Ayla ordenó a Lobo que se estuviera quieto, mientras ella extraía dos piedras de su saquito y preparaba la honda. Montada en Whinney, vio un pájaro casi blanco y lanzó la primera piedra. Lobo, atento al movimiento de Ayla, que interpretó como una señal, se abalanzó simultáneamente sobre otro ejemplar. Con batir de alas y estridentes graznidos de protesta, el resto de la bandada de pesadas aves remontó el vuelo, y los poderosos músculos valoradores batieron con fuerza el aire. Las marcas normales, camufladas en el suelo, experimentaban un cambio sorprendente en el aire, cuando el plumaje desplegado exhibía dibujos peculiares, de forma que otros ejemplares de la misma especie podían seguir fácilmente la pista, manteniéndose unida la bandada.

Después del ímpetu del primer estallido de actividad y el súbito relampagueo de las plumas, el vuelo de las perdices se convirtió en un prolongado deslizamiento. Con una presión y un movimiento de su cuerpo que constituía casi una segunda naturaleza, Ayla ordenó a Whinney que siguiera el movimiento de las aves mientras ella se preparaba para arrojar una segunda piedra. La mujer aferró la honda en el movimiento de retorno, deslizó la mano sobre el extremo suelto y, con un gesto desenvuelto y hábil, estiró hacia atrás la otra mano y depositó la segunda piedra en el bolsón, antes de dispararla. Aunque a veces tenía que esforzarse un poco en el primer tiro, en el segundo rara vez necesitaba acumular impulso.
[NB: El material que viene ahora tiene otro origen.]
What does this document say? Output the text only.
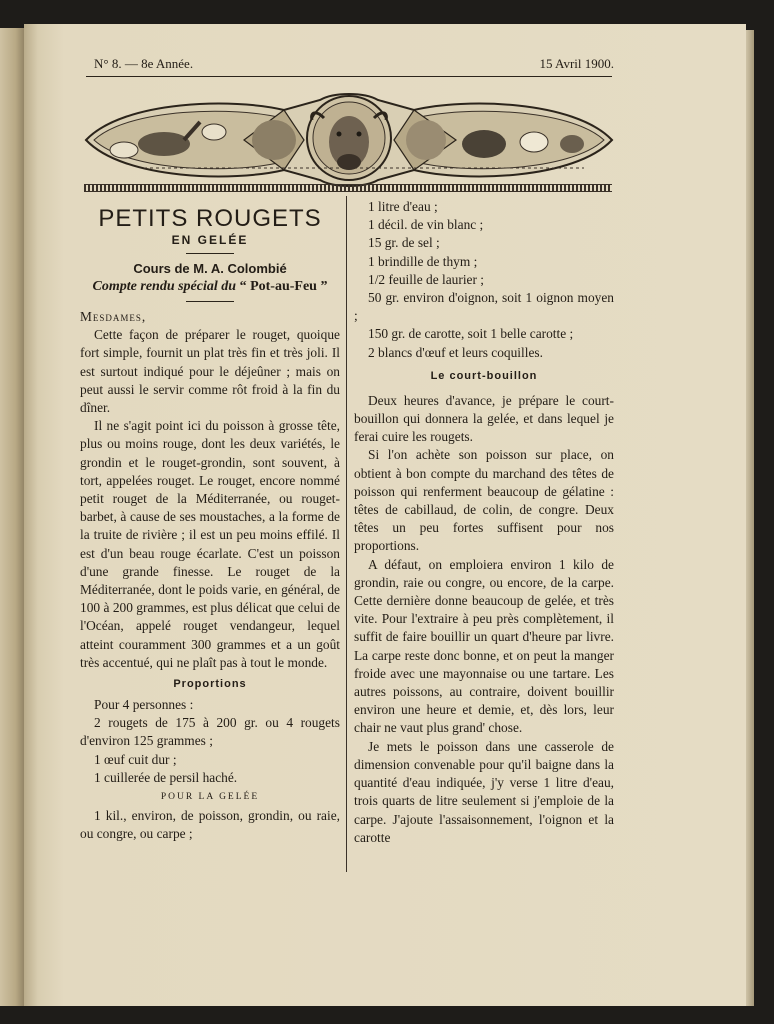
N° 8. — 8e Année.	15 Avril 1900.
PETITS ROUGETS
EN GELÉE
Cours de M. A. Colombié
Compte rendu spécial du “ Pot-au-Feu ”

Mesdames,

Cette façon de préparer le rouget, quoique fort simple, fournit un plat très fin et très joli. Il est surtout indiqué pour le déjeûner ; mais on peut aussi le servir comme rôt froid à la fin du dîner.

Il ne s'agit point ici du poisson à grosse tête, plus ou moins rouge, dont les deux variétés, le grondin et le rouget-grondin, sont souvent, à tort, appelées rouget. Le rouget, encore nommé petit rouget de la Méditerranée, ou rouget-barbet, à cause de ses moustaches, a la forme de la truite de rivière ; il est un peu moins effilé. Il est d'un beau rouge écarlate. C'est un poisson d'une grande finesse. Le rouget de la Méditerranée, dont le poids varie, en général, de 100 à 200 grammes, est plus délicat que celui de l'Océan, appelé rouget vendangeur, lequel atteint couramment 300 grammes et a un goût très accentué, qui ne plaît pas à tout le monde.

Proportions

Pour 4 personnes :

2 rougets de 175 à 200 gr. ou 4 rougets d'environ 125 grammes ;

1 œuf cuit dur ;

1 cuillerée de persil haché.

POUR LA GELÉE

1 kil., environ, de poisson, grondin, ou raie, ou congre, ou carpe ;

1 litre d'eau ;

1 décil. de vin blanc ;

15 gr. de sel ;

1 brindille de thym ;

1/2 feuille de laurier ;

50 gr. environ d'oignon, soit 1 oignon moyen ;

150 gr. de carotte, soit 1 belle carotte ;

2 blancs d'œuf et leurs coquilles.

Le court-bouillon

Deux heures d'avance, je prépare le court-bouillon qui donnera la gelée, et dans lequel je ferai cuire les rougets.

Si l'on achète son poisson sur place, on obtient à bon compte du marchand des têtes de poisson qui renferment beaucoup de gélatine : têtes de cabillaud, de colin, de congre. Deux têtes un peu fortes suffisent pour nos proportions.

A défaut, on emploiera environ 1 kilo de grondin, raie ou congre, ou encore, de la carpe. Cette dernière donne beaucoup de gelée, et très vite. Pour l'extraire à peu près complètement, il suffit de faire bouillir un quart d'heure par livre. La carpe reste donc bonne, et on peut la manger froide avec une mayonnaise ou une tartare. Les autres poissons, au contraire, doivent bouillir environ une heure et demie, et, dès lors, leur chair ne vaut plus grand' chose.

Je mets le poisson dans une casserole de dimension convenable pour qu'il baigne dans la quantité d'eau indiquée, j'y verse 1 litre d'eau, trois quarts de litre seulement si j'emploie de la carpe. J'ajoute l'assaisonnement, l'oignon et la carotte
Su habilidad para arrojar piedras con tanta rapidez era tan extraordinaria que, de no verla en acción, nadie lo hubiera creído. Su destreza era innata, puesto que Ayla había aprendido por su cuenta la técnica de las dos piedras. En el transcurso de los años la había perfeccionado, y era muy precisa con los dos tiros. El ave a la que había apuntado en tierra, jamás remontó el vuelo. Cuando la segunda ave cayó al suelo, Ayla cogió rápidamente dos piedras más; pero entonces la bandada ya estaba fuera de su alcance.